A tal proposito così scrive, tra l'altro, Ivano Cavallaro: «Quali fossero però le condizioni igieniche del villano in queste primitive capanne è facile immaginare. La sporcizia aveva praticamente reso universale il pidocchio: tanto che la ripugnante reciproca disinfestazione universale era diventata una manifestazione di affettuosità familiare, e perfino di corteggiamento.
In questa cornice primitivismo delle abitazioni continua Ivano Cavallaro credo si possa trovare almeno una parziale spiegazione di quella rude franchezza di linguaggio con cui il Ruzante esprime le funzioni fisiologiche umane e animali, che non ha niente a che fare col turpiloquio civile antico e moderno ...». Erano queste le dimore dei "brazenti", la categoria anche allora più bassa nella scala sociale agricola, che non possedevano altro che la loro "ovra" giornaliera, mentre il Ruzante è più spesso vicino ai villani di "massaria".
Del resto anch'essi, come si ricava dagli studi del prof.
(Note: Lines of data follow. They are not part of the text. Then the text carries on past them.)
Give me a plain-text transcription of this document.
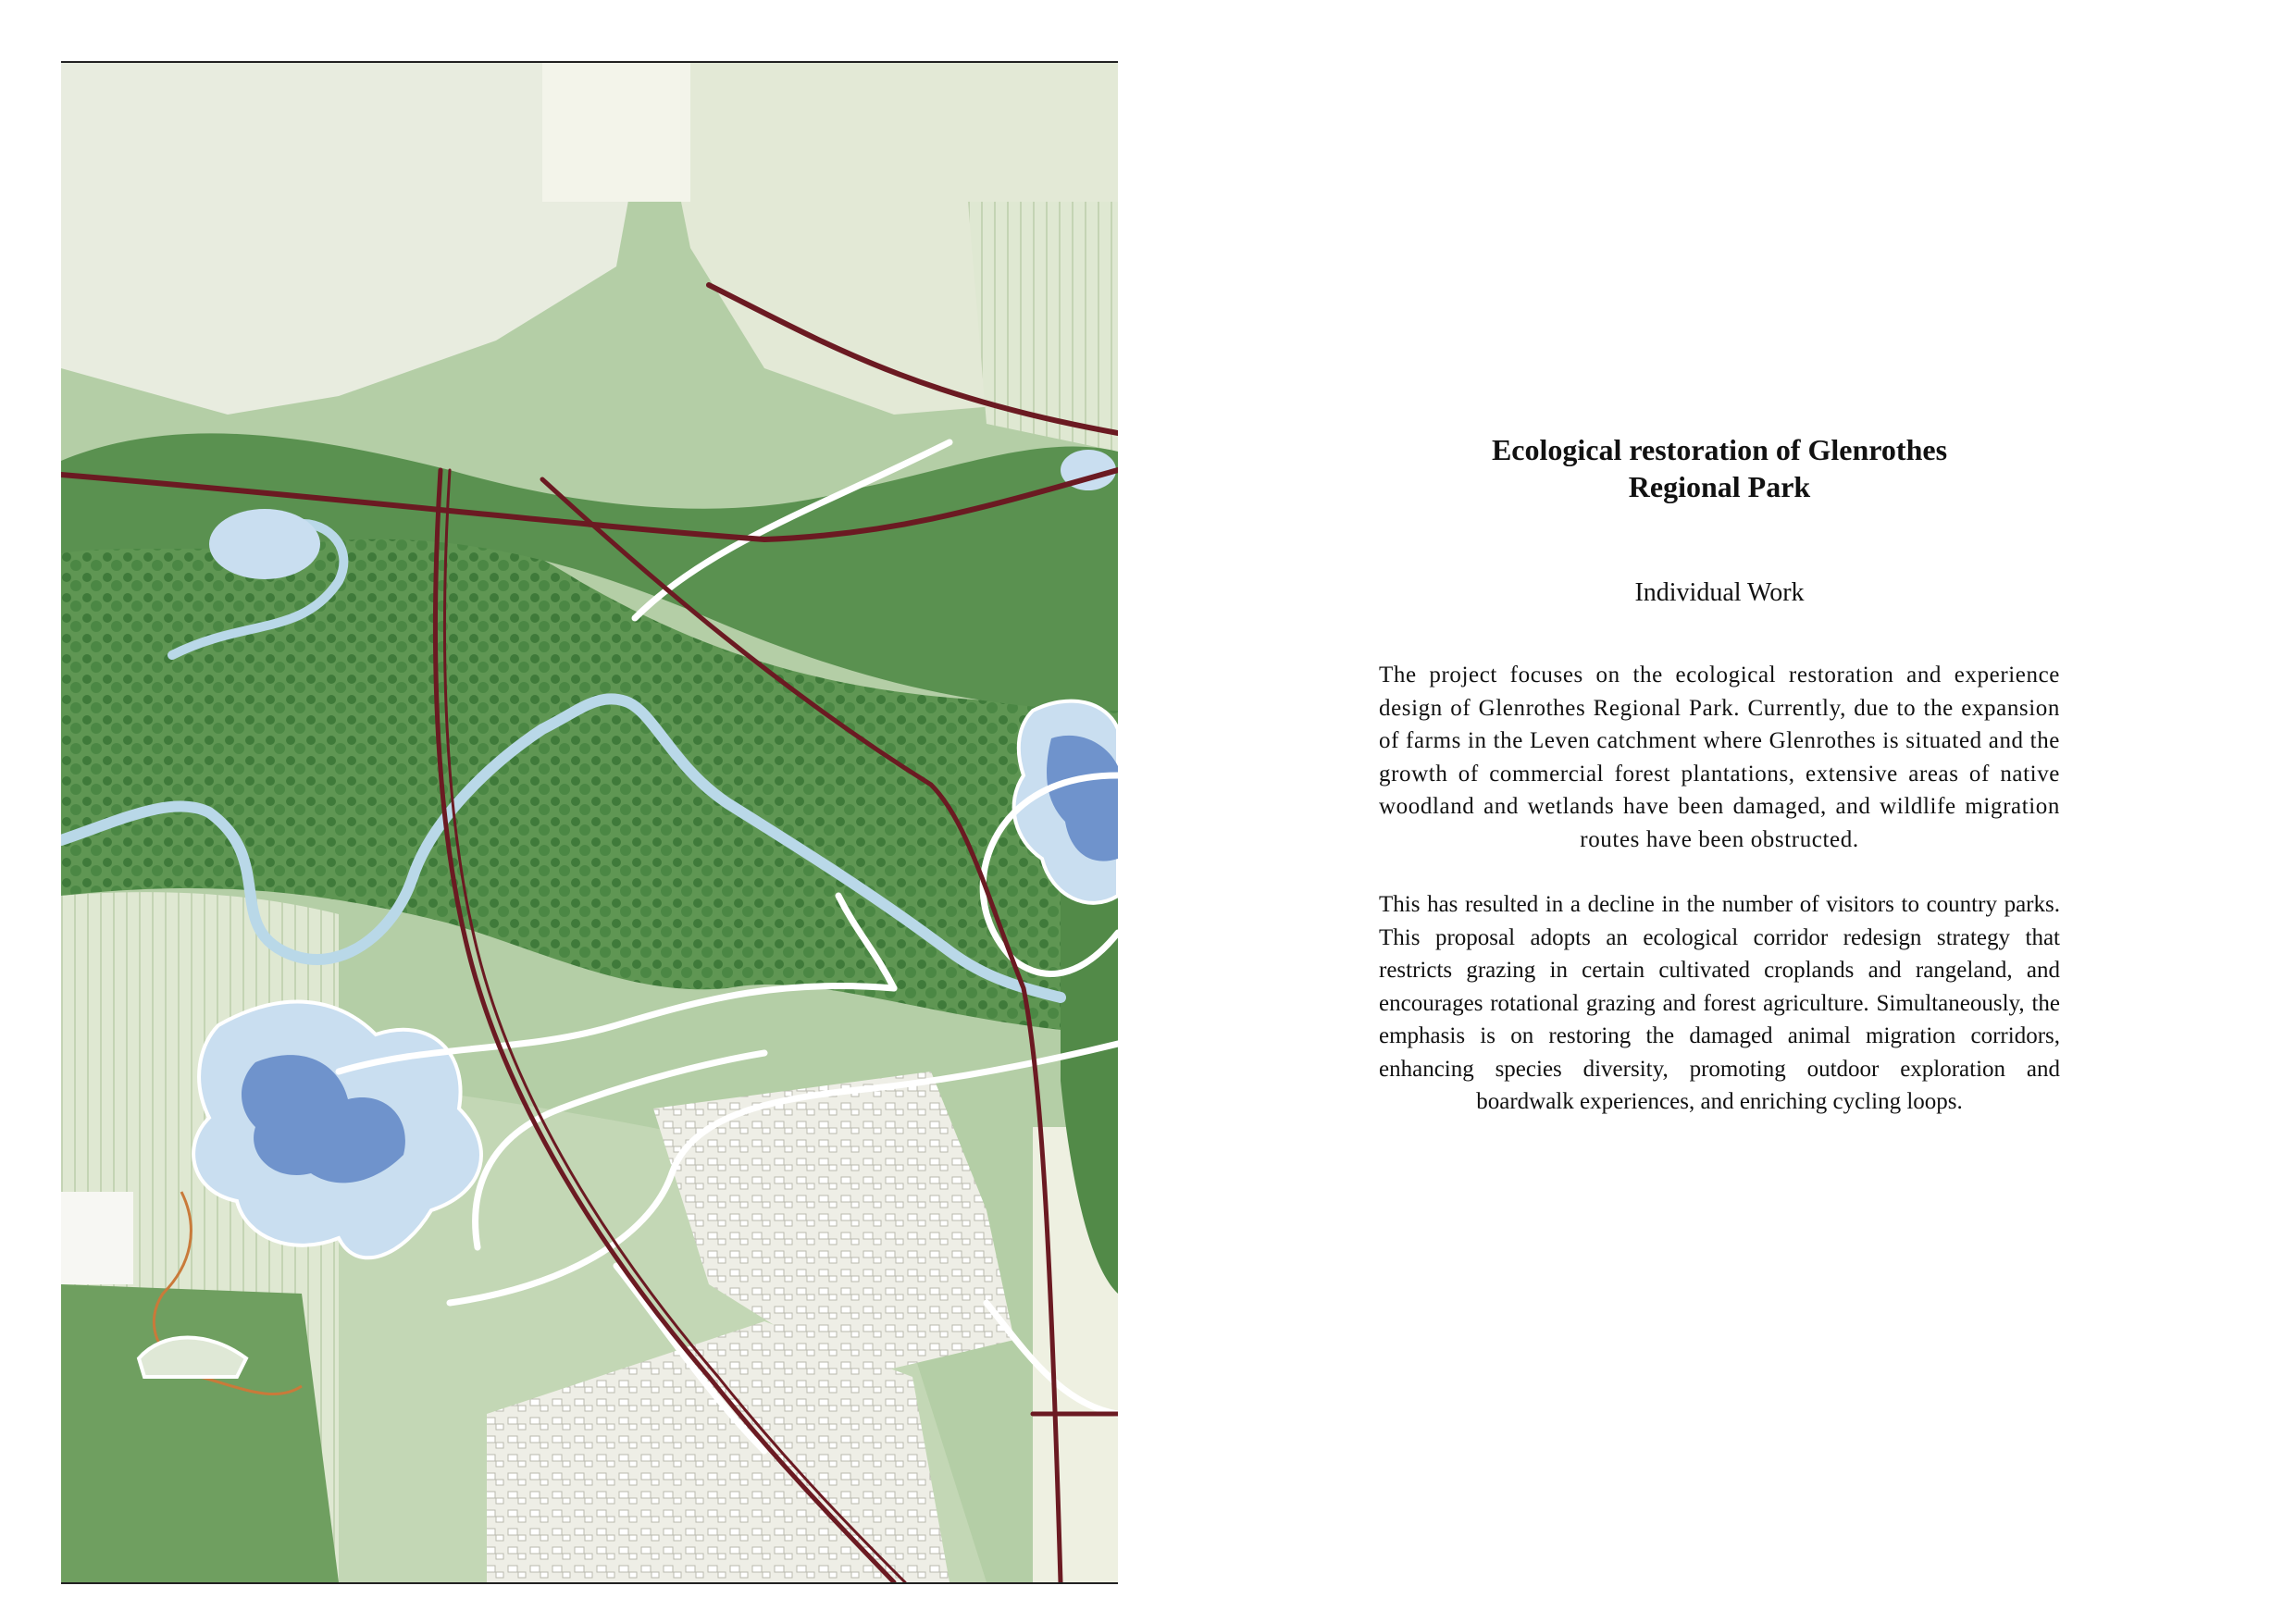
Ecological restoration of Glenrothes
Regional Park

Individual Work

The project focuses on the ecological restoration and experience design of Glenrothes Regional Park. Currently, due to the expansion of farms in the Leven catchment where Glenrothes is situated and the growth of commercial forest plantations, extensive areas of native woodland and wetlands have been damaged, and wildlife migration routes have been obstructed.

This has resulted in a decline in the number of visitors to country parks. This proposal adopts an ecological corridor redesign strategy that restricts grazing in certain cultivated croplands and rangeland, and encourages rotational grazing and forest agriculture. Simultaneously, the emphasis is on restoring the damaged animal migration corridors, enhancing species diversity, promoting outdoor exploration and boardwalk experiences, and enriching cycling loops.
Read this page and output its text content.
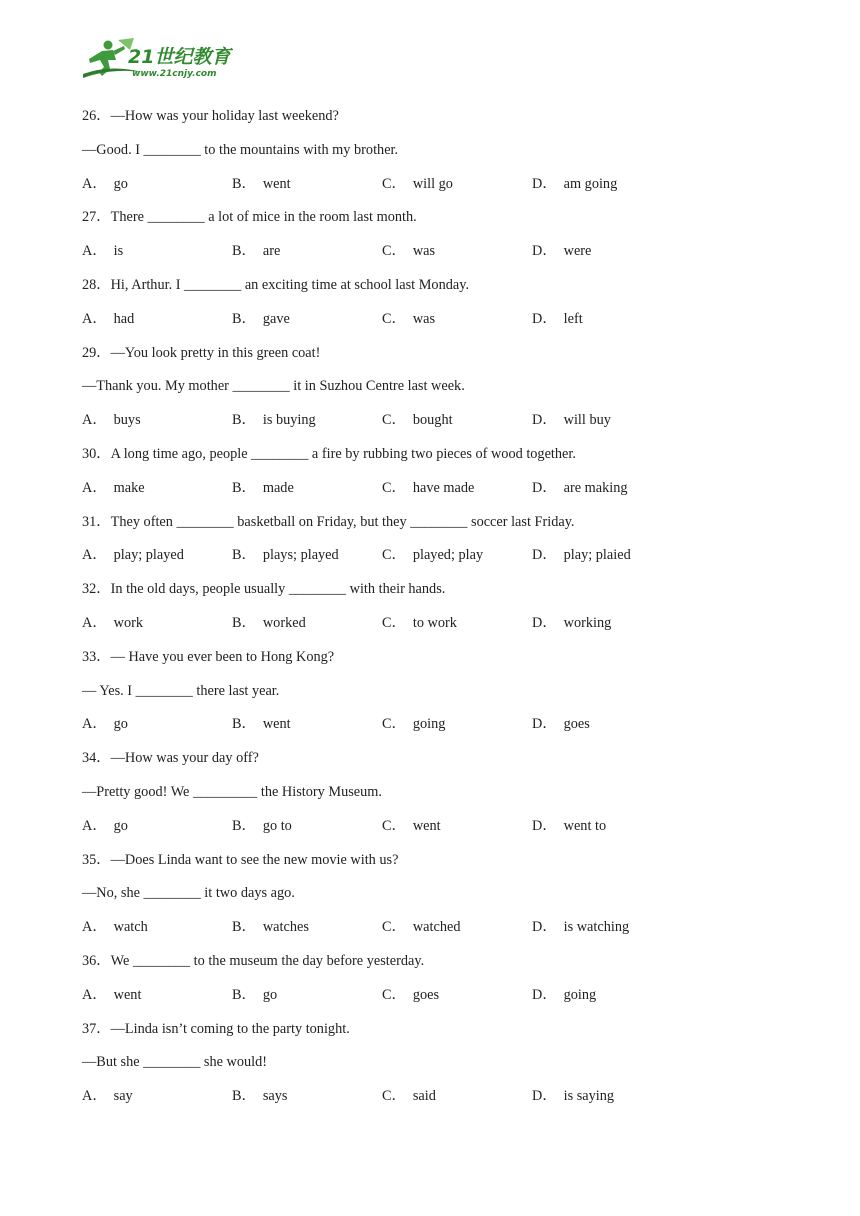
21世纪教育
www.21cnjy.com
26．—How was your holiday last weekend?
—Good. I ________ to the mountains with my brother.
A． go	B． went	C． will go	D． am going
27．There ________ a lot of mice in the room last month.
A． is	B． are	C． was	D． were
28．Hi, Arthur. I ________ an exciting time at school last Monday.
A． had	B． gave	C． was	D． left
29．—You look pretty in this green coat!
—Thank you. My mother ________ it in Suzhou Centre last week.
A． buys	B． is buying	C． bought	D． will buy
30．A long time ago, people ________ a fire by rubbing two pieces of wood together.
A． make	B． made	C． have made	D． are making
31．They often ________ basketball on Friday, but they ________ soccer last Friday.
A． play; played	B． plays; played	C． played; play	D． play; plaied
32．In the old days, people usually ________ with their hands.
A． work	B． worked	C． to work	D． working
33．— Have you ever been to Hong Kong?
— Yes. I ________ there last year.
A． go	B． went	C． going	D． goes
34．—How was your day off?
—Pretty good! We _________ the History Museum.
A． go	B． go to	C． went	D． went to
35．—Does Linda want to see the new movie with us?
—No, she ________ it two days ago.
A． watch	B． watches	C． watched	D． is watching
36．We ________ to the museum the day before yesterday.
A． went	B． go	C． goes	D． going
37．—Linda isn’t coming to the party tonight.
—But she ________ she would!
A． say	B． says	C． said	D． is saying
Paolo Sambin, erano torchiati disumanamente dai proprietari ed i grandi proprietari ne approfittavano, specie in occasione di gravi epidemie, perché questi erano costretti a cedere i «iura utilia», e il prof. Paolo Sambin, commentando il triste fenomeno, afferma che i piccoli livellari, proprietari e artigiani, quelli che nel secolo XII erano stati gli araldi o gli artefici della libertà del comune rurale, sono ora in questo modo ingoiati dalla potente proprietà di un ricco patrizio veneziano ...».
Al momento del raccolto - scrive ancora Ivano Cavallaro - «ecco giungere fattori, missi, "nuncii", che dalla città o dalle sparse gastaldie si recavano nelle aie dei villani a spartire il grano o il vino tra padroni e fittavoli, seguiti a breve distanza, o forse accompagnati dai collettori delle decime ecclesiastiche e del quartese, che subito aprivano vuoti considerevoli nel mucchio dei "lavoradori". Dopo un anno di lavoro i poveri villani vedevano sparire in breve la parte migliore dei frutti del loro sudore; peggio, dovevano essi stessi coi loro carri o "barelle" trasportare quella grazia di Dio fino agli approdi nei canali o ad dirittura fino alla città, nei granai e cantine padronali, laici ed ecclesiastici.
A ridosso della guerra portata, anche nel territorio dell'attuale Comune di Casalserugo, dai collegati della Lega di Cambrai e in modo particolare negli ultimi giorni del mese di settembre del 1513, la situazione si era fatta ben più grave, come racconta lo storico Ludovico Antonio Muratori: «Nel dì 17 settembre s'avviò l'e sercito collegato verso il Padovano, con bando che fosse lecito ad ognuno il mettere a ferro e a fuoco tutti i paesi da Monselice alle acque salse.
Fu eseguito il barbarico editto e in un tempo che i poveri popoli, non sospettando la seconda visita di questi cani, erano tornati con le famiglie e i bestiami alle lor case. Non contenti costoro, cristiani nel nome e turchi nei fatti, di fare grandissimo bottino, imprigionavano, uccidevano e bruciavano le case e ville dovunque ar rivasse il loro furore».